Substrato cultural, inovação tecnológica e liderança norte-americana

Sobre uma pesquisa em que Manuel Castells trabalhou, acerca dos padrões culturais, sociais e espaciais associados à inovação tecnológica, em uma comparação com o Vale do Silício e a realidade americana, porém envolvendo regiões de todo o planeta, ele comenta no capítulo 1 de seu "A Sociedade em Rede":

"Nossa descoberta mais surpreendente é que as maiores áreas metropolitanas antigas do mundo industrialziado são os príncipais centros de inovação e produção de tecnologia da informação, fora dos EUA. Na Europa, Paris-Sud constitui a maior concentração de produção de alta tecnologia e pesquisa, e o corredor M4 de Londres ainda é a localidade mais preeminente em eletrônica da Grã-Bretanha, em continuidade histórica com as fábricas de materiais bélicos a serviço da Coroa desde o século XIX. É claro que a conquista da superioridade de Munique sobre Berlim deveu-se à derrota alemã na Segunda Guerra Mundial, com a Siemens mudando-se deliberadamente de Berlim para a Bavária, antecipando a ocupação norte-americana daquela área. Tóquio-Yokohama continua a ser o centro do setor japonês de tecnologia da informação, apesar da descentralização de filiais operadas no programa Technopolis. Moscou-Szelenograd e São Petesburgo foram e são os centros de conhecimentos e da produção tecnológica soviética e russa, após o fracasso do sonho siberiano de Khruschev. Hsinchu é, na verdade, um satélite de Taipei; Daeduck nunca teve um papel significativo se comparado a Seul-Inchon, apesar de localizar-se na província onde nasceu o ditador Park; e Pequim e Xangai são e serão o centro do desenvolvimento tecnológico chinês. Pode-se dizer a mesma coisa da Cidade do México, no México, de São Paulo-Campinas, no Brasil, e de Buenos Aires, na Argentina. Nesse sentido, o enfraquecimento tecnológico de antigas metrópoles norte-americanas (Nova York - Nova Jersey, apesar de seu papel proeminente até a década de 1960; Chicago; Detróit; Filadélfia) é exceção em termos internacionais, vinculado à excepcionalidade norte-americana resultante de seu espírito desbravador e interminável escapismo das contradições de cidades construídas e sociedades constituídas. Por outro lado, seria intrigante explorar a relação entre essa excepcionalidade e a inquestionável superioridade norte-americana em uma revolução tecnológica caracterizada pela necessidade de rompimento de parâmetros mentais para estimular a criatividade."

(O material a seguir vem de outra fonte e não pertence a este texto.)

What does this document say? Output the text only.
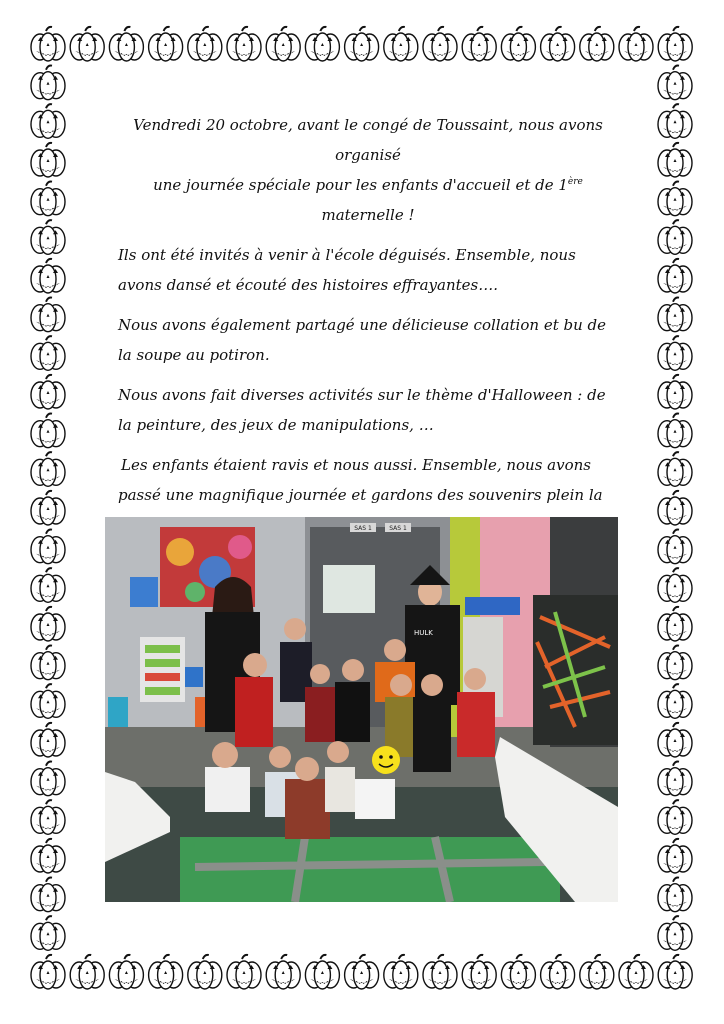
Vendredi 20 octobre, avant le congé de Toussaint, nous avons organisé
une journée spéciale pour les enfants d'accueil et de 1ère maternelle !

Ils ont été invités à venir à l'école déguisés. Ensemble, nous avons dansé et écouté des histoires effrayantes….

Nous avons également partagé une délicieuse collation et bu de la soupe au potiron.

Nous avons fait diverses activités sur le thème d'Halloween : de la peinture, des jeux de manipulations, …

Les enfants étaient ravis et nous aussi. Ensemble, nous avons passé une magnifique journée et gardons des souvenirs plein la

SAS 1	SAS 1
HULK
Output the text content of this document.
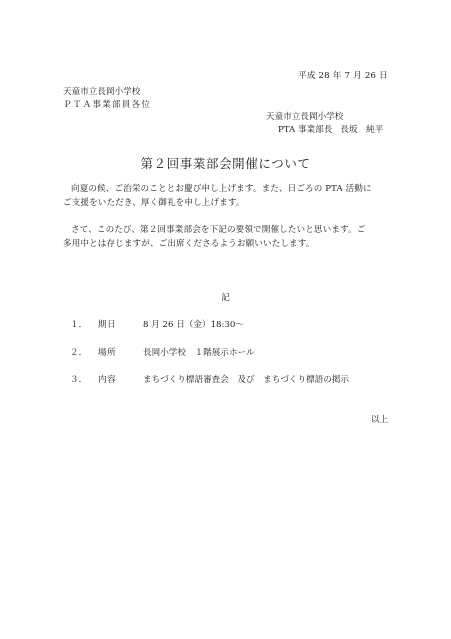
平成 28 年 7 月 26 日
天童市立長岡小学校
ＰＴＡ事業部員各位
天童市立長岡小学校
PTA 事業部長 長坂　純平
第２回事業部会開催について
向夏の候、ご治栄のこととお慶び申し上げます。また、日ごろの PTA 活動に
ご支援をいただき、厚く御礼を申し上げます。
さて、このたび、第２回事業部会を下記の要領で開催したいと思います。ご
多用中とは存じますが、ご出席くださるようお願いいたします。
記
１． 期日	8 月 26 日（金）18:30〜
２． 場所	長岡小学校　１階展示ホール
３． 内容	まちづくり標語審査会　及び　まちづくり標語の掲示
以上
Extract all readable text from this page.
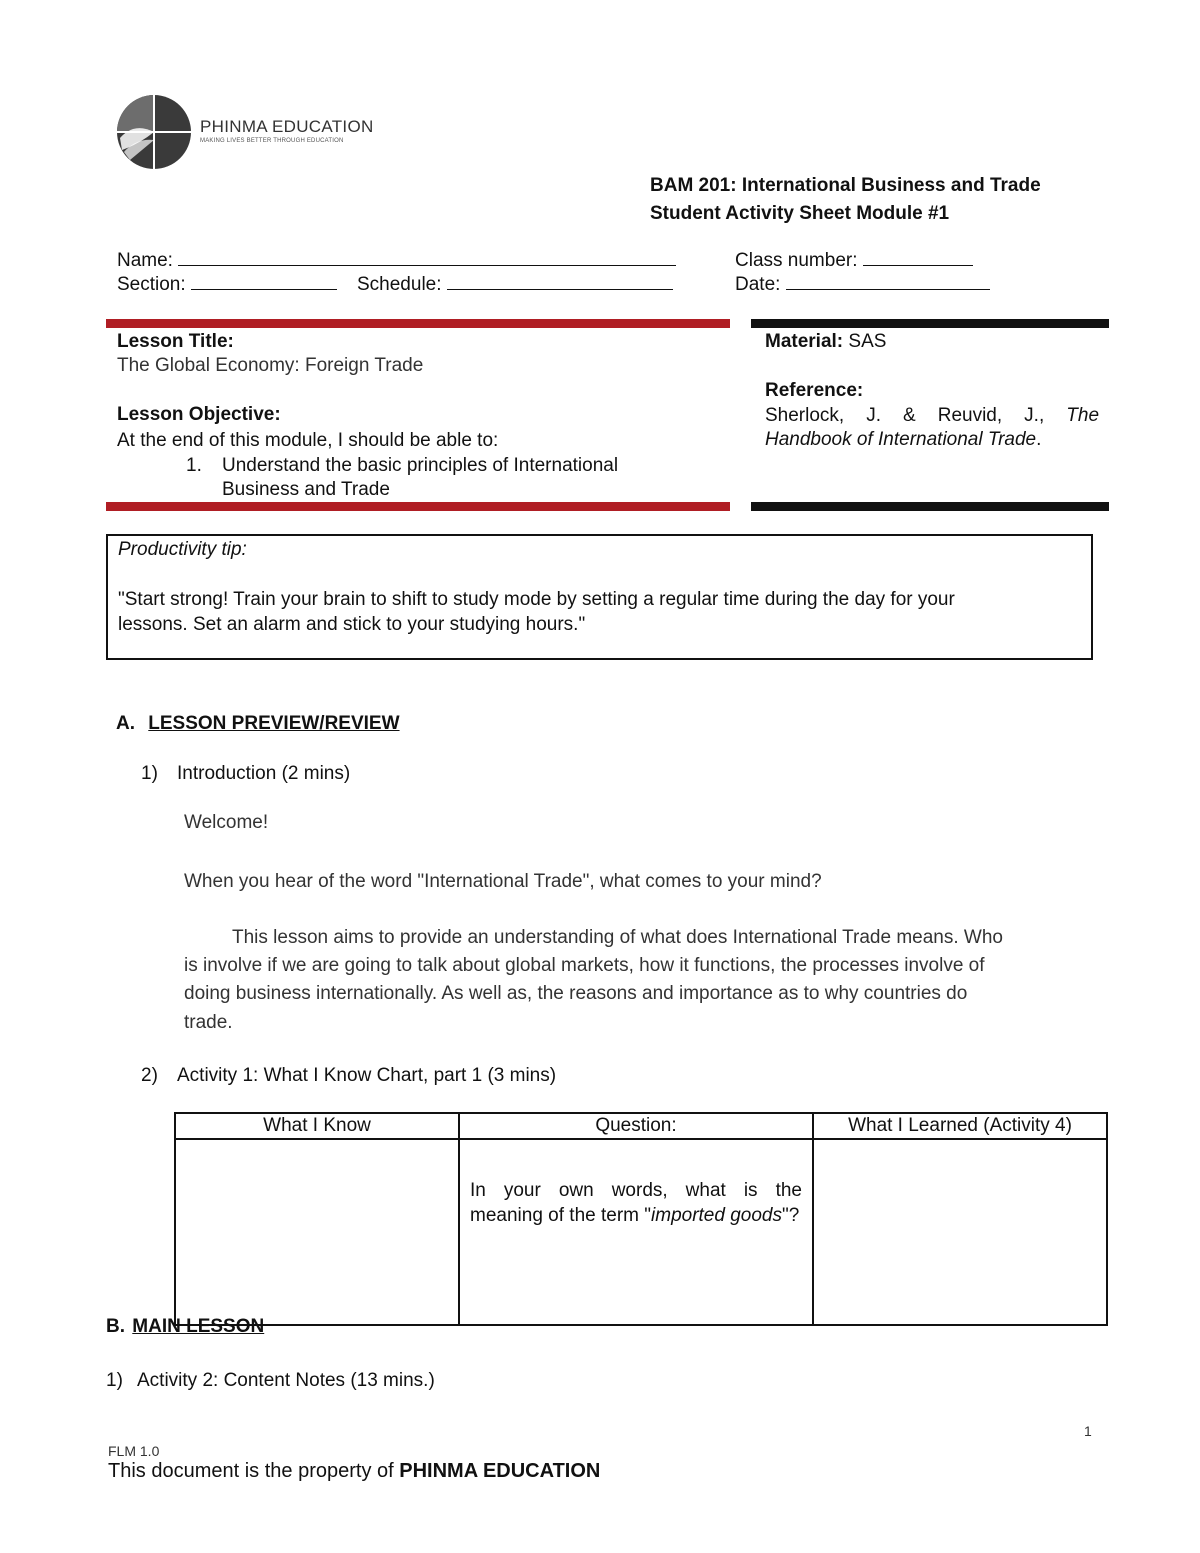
PHINMA EDUCATION
MAKING LIVES BETTER THROUGH EDUCATION
BAM 201: International Business and Trade
Student Activity Sheet Module #1
Name:
Section:	Schedule:
Class number:
Date:
Lesson Title:
The Global Economy: Foreign Trade
Lesson Objective:
At the end of this module, I should be able to:
1. Understand the basic principles of International
Business and Trade
Material: SAS
Reference:
Sherlock, J. & Reuvid, J., The
Handbook of International Trade.
Productivity tip:
"Start strong! Train your brain to shift to study mode by setting a regular time during the day for your
lessons. Set an alarm and stick to your studying hours."
A. LESSON PREVIEW/REVIEW
1) Introduction (2 mins)
Welcome!
When you hear of the word "International Trade", what comes to your mind?
This lesson aims to provide an understanding of what does International Trade means. Who
is involve if we are going to talk about global markets, how it functions, the processes involve of
doing business internationally. As well as, the reasons and importance as to why countries do
trade.
2) Activity 1: What I Know Chart, part 1 (3 mins)
What I Know	Question:	What I Learned (Activity 4)
	In your own words, what is the meaning of the term "imported goods"?	
B. MAIN LESSON
1) Activity 2: Content Notes (13 mins.)
1
FLM 1.0
This document is the property of PHINMA EDUCATION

Para mim, a questão final é simplesmente surpreendentemente cativante. Creio que, explorada a fundo, toca aspectos dos mais diversos das sociedades, e não apenas os institucionais, políticos, "macro-aspectos", por assim dizer. Entender o desenrolar da realidade descrita no breve trecho acima envolve, sim, conhecer esses macro-aspectos todos, mas também demanda esmiuçar o íntimo dos povos. Demanda entender não só a forma como as políticas públicas alocam dinheiro para programas de pesquisa e desenvolvimento e como o sistema educacional é estruturado do ensino primário à pós-graduação nas diferentes nações, mas também a natureza dos sentimentos pessoais diante da diferença, da inovação, da aposta no novo, da "deserção criativa", por assim dizer.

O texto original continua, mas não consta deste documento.